Kershaw’s situation is a family with four children living in a Dallas suburb, a short drive away from Globe Life Field, home of the Texas Rangers. As the kids reach school age, it becomes harder for Kershaw to be around them during a good portion of the season, which makes the idea of pitching for the Rangers more appealing.

“It’s no secret. I think every year there’s only two teams that I would ever play for going forward,” Kershaw said. “There’s not a lot of leverage in that, obviously. But we just never felt like we were done [in Los Angeles].”

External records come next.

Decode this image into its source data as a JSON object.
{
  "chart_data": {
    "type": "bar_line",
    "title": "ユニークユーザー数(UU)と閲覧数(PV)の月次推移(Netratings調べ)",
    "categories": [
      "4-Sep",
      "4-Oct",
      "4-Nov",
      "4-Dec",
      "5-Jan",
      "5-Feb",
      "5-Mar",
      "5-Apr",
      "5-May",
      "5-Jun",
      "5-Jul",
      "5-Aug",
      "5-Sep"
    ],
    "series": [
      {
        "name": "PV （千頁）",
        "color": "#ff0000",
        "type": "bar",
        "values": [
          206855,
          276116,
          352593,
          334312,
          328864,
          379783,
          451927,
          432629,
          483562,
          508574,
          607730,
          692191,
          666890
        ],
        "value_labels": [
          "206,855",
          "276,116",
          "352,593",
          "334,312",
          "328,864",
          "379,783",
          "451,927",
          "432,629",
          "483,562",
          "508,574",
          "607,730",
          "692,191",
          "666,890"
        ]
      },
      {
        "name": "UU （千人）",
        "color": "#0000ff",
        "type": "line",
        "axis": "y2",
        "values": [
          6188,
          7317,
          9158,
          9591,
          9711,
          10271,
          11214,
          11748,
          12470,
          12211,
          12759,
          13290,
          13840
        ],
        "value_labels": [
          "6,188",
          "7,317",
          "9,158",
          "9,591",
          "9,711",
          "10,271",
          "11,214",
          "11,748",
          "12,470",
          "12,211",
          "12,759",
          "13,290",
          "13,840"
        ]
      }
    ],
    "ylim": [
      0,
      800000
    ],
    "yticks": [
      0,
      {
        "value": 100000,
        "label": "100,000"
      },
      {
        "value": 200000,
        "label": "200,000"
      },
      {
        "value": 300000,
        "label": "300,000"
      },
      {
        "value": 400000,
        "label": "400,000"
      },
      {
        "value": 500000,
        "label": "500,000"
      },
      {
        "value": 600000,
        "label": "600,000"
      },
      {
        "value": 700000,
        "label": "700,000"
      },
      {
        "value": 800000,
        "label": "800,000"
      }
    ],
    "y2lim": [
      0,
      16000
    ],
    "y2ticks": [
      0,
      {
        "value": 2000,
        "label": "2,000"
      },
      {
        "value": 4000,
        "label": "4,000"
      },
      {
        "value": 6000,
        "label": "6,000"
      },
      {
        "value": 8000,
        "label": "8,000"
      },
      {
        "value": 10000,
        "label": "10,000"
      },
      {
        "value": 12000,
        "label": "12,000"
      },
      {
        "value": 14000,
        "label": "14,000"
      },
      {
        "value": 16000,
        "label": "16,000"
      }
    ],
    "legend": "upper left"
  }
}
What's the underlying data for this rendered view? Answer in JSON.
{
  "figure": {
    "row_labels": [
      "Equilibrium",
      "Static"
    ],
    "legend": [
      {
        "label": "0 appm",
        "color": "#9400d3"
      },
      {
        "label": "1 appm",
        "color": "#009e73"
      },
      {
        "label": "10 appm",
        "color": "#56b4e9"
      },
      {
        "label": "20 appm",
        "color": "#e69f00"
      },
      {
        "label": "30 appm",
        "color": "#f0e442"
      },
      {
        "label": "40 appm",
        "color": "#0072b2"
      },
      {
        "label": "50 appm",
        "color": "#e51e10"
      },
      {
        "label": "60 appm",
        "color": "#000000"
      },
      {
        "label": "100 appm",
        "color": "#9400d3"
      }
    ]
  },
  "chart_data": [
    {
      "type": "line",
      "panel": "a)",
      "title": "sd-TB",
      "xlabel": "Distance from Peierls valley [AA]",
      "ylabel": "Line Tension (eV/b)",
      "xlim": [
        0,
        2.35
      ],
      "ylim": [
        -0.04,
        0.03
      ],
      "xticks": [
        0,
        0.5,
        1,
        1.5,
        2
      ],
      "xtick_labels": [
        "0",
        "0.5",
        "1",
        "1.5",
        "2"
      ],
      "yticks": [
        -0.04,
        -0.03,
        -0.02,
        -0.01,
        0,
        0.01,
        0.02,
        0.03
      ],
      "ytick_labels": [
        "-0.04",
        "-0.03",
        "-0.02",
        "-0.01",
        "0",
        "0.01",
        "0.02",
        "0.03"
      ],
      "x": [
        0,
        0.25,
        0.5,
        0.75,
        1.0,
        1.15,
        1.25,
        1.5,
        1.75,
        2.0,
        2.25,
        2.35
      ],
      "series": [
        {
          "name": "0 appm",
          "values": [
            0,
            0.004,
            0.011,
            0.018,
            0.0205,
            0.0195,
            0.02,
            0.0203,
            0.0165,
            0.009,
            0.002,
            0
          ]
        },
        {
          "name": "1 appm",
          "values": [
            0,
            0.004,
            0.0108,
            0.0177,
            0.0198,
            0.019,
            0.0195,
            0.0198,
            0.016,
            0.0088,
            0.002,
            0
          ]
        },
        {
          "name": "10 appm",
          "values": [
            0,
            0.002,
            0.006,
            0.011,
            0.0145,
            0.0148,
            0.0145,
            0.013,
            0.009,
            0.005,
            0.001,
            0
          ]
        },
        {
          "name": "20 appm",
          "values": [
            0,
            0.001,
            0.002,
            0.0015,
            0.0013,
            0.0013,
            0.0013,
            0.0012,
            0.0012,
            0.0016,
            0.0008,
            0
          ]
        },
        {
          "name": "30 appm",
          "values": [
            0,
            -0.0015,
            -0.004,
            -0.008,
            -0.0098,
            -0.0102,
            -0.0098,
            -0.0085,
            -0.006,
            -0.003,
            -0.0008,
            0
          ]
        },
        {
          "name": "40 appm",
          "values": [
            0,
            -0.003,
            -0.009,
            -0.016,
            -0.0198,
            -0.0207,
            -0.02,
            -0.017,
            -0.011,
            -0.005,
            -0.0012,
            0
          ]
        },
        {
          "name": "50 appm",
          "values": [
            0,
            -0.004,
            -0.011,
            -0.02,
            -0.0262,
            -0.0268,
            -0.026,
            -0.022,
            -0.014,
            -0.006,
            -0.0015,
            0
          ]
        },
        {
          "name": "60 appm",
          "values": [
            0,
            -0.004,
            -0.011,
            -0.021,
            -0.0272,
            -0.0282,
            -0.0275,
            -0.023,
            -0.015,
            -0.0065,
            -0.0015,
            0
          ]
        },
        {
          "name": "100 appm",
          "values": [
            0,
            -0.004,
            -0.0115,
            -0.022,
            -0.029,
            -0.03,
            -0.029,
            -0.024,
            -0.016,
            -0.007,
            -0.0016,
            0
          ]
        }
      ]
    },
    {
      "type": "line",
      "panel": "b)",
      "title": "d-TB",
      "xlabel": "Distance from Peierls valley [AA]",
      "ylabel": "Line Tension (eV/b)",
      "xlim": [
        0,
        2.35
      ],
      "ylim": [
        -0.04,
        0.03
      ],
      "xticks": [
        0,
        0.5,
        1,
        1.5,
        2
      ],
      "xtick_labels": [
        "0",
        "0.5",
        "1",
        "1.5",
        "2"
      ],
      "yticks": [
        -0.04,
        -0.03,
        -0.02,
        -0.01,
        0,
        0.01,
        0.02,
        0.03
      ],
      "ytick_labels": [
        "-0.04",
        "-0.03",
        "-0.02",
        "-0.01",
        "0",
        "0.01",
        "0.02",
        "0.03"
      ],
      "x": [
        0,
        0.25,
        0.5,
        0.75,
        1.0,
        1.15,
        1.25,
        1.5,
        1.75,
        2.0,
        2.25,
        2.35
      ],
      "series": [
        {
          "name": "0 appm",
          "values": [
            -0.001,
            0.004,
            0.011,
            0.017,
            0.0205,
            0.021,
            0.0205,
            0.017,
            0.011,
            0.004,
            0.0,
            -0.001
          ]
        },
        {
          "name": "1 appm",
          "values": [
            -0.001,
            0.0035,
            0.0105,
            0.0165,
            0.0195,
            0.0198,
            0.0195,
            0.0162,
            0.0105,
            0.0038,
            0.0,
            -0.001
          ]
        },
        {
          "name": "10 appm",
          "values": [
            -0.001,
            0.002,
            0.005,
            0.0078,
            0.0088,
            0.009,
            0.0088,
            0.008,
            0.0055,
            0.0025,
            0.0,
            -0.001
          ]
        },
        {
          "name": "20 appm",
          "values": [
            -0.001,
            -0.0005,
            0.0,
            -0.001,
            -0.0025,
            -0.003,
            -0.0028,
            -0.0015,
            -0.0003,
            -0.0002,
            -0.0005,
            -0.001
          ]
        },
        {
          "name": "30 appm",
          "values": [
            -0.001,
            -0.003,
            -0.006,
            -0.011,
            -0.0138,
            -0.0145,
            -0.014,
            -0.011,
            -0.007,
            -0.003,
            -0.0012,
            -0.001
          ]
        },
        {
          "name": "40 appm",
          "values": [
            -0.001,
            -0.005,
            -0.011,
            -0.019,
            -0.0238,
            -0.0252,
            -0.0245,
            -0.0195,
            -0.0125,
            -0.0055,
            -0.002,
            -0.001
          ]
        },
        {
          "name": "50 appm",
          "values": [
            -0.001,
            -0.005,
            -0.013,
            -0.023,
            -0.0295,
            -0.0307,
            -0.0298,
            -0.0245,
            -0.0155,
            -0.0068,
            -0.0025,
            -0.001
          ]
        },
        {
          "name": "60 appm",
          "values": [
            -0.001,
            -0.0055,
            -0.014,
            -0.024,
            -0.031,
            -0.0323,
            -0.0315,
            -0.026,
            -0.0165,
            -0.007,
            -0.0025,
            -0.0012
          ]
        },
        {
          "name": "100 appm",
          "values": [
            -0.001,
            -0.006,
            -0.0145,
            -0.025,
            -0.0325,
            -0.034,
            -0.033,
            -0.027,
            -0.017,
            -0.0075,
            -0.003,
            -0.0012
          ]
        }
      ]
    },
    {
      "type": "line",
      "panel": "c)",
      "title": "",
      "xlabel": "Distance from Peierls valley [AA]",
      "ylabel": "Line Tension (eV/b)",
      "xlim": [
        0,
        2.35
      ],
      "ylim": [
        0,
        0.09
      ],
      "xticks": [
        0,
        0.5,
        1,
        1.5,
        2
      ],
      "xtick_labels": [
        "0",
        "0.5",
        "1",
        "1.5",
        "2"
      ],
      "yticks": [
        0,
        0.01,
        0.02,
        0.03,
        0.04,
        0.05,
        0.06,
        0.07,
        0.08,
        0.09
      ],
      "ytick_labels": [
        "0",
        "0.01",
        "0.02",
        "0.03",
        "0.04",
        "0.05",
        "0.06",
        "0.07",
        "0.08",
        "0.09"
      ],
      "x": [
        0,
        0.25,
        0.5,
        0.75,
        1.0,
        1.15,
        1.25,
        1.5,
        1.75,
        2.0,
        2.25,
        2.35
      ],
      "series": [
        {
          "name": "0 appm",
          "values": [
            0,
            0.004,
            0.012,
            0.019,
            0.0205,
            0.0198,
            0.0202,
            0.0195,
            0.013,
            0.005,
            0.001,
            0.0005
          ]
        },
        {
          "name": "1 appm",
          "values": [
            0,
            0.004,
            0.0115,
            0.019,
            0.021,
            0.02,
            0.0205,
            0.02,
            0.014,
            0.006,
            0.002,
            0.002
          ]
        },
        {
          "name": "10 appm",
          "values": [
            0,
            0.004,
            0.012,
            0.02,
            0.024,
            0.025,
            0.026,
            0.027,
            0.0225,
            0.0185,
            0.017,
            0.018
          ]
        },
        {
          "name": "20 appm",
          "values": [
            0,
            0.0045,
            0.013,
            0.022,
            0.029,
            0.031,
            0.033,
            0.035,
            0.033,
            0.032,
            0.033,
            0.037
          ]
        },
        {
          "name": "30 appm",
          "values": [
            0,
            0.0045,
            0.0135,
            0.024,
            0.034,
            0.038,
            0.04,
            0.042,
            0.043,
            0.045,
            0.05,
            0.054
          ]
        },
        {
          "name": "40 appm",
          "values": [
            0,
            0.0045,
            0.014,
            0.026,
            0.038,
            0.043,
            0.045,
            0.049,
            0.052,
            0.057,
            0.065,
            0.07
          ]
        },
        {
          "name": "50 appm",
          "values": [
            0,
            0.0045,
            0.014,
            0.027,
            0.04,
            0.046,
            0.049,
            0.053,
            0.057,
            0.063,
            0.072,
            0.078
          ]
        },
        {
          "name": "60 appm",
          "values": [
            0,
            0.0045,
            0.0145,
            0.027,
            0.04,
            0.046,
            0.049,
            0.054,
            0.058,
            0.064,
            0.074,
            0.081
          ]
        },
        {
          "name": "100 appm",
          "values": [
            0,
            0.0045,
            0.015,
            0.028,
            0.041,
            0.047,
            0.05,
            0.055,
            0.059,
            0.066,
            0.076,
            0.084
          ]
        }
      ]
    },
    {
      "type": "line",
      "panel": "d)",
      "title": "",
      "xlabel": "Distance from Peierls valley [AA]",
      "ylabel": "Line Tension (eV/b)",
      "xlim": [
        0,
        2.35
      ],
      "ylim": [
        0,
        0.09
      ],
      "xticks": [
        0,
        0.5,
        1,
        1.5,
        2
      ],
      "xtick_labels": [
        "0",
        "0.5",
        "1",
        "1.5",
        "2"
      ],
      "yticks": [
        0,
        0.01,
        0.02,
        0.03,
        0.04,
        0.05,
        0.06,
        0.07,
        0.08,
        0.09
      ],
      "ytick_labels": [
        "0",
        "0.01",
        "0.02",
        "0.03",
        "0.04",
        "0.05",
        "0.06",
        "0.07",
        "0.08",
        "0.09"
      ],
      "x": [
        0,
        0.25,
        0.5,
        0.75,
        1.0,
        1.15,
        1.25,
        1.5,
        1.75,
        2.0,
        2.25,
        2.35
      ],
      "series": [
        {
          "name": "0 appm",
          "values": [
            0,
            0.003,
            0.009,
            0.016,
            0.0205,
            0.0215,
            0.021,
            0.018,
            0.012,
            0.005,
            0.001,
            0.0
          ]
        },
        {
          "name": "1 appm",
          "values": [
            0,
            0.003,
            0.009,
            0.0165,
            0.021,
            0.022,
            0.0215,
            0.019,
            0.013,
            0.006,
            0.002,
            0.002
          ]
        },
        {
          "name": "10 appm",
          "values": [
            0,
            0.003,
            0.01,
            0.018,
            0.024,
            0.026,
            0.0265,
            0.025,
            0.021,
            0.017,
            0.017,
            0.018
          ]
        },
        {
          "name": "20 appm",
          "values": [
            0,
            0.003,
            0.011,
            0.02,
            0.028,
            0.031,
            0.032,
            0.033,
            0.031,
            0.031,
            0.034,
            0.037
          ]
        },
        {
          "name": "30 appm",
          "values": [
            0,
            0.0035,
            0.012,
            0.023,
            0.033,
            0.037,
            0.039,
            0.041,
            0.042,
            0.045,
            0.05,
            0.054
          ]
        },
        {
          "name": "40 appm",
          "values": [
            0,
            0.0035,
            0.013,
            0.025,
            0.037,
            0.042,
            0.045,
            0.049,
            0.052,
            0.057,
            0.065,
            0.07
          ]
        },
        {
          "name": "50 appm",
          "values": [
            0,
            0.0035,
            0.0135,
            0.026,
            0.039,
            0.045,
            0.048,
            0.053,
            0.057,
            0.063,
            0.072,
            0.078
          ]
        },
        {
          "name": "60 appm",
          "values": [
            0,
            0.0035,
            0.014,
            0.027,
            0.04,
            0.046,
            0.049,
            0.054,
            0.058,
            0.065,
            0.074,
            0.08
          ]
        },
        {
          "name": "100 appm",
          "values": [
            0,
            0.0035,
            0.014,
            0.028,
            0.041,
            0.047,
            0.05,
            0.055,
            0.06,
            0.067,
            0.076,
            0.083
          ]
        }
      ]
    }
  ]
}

The deal for Kershaw’s return for a 16th season in Los Angeles happened quickly, talking to his wife Ellen, then agreeing to terms with the Dodgers five days after officially becoming a free agent. The contract took 25 days after that to be finalized waiting for Kershaw to complete a physical.

“I was kind of procrastinating getting all the MRIs. I figured they had seen this enough where they didn’t need all those, but I guess they still did,” Kershaw quipped. “Honestly, it just feels great to come back. I just felt like it’s where we needed to be and where we want to be. It just feels like we’re not done yet, the way we ended last year. We’ve got another run in us.”

Looking ahead

Kershaw said he began his throwing program on Monday, a welcome change after nursing an elbow injury last offseason that knocked him out of the 2021 postseason.

“I started about a month earlier than last year,” he said. “But I’ll be able to take my time and build up. It’ll be like a normal offseason, so it’s awesome.”

Part of that build up will be for spring training and to prepare for the regular season (which starts on March 31), but another goal might be to be ready for the World Baseball Classic in March. Kershaw said he is considering pitching for Team USA.

“We’re still working through some things there. Obviously it’d be a huge honor to get to do that,” Kershaw said. “We’re all watching USA soccer and the World Cup, and how special that is to wear the jersey, and how many people can get behind that.”

Pool play for the United States in the World Baseball Classic includes four games at Chase Field in Phoenix from March 11-15, then potentially games in Miami in the quarterfinals March 17-18 then the championship round from March 19-21. Dodgers teammates Mookie Betts and Will Smith are among the players committed to Team USA, with Julio Urías set to pitch for Mexico in the WBC. Trea Turner, who signed a reported 11-year deal with the Phillies Monday, is also on the Team USA roster.

Kershaw said he still needs to talk with Dodgers owner Mark Walter and president of baseball operations Andrew Friedman, in addition to seeing how he feels this offseason.

“I’m still a ways away from making that call,” Kershaw said.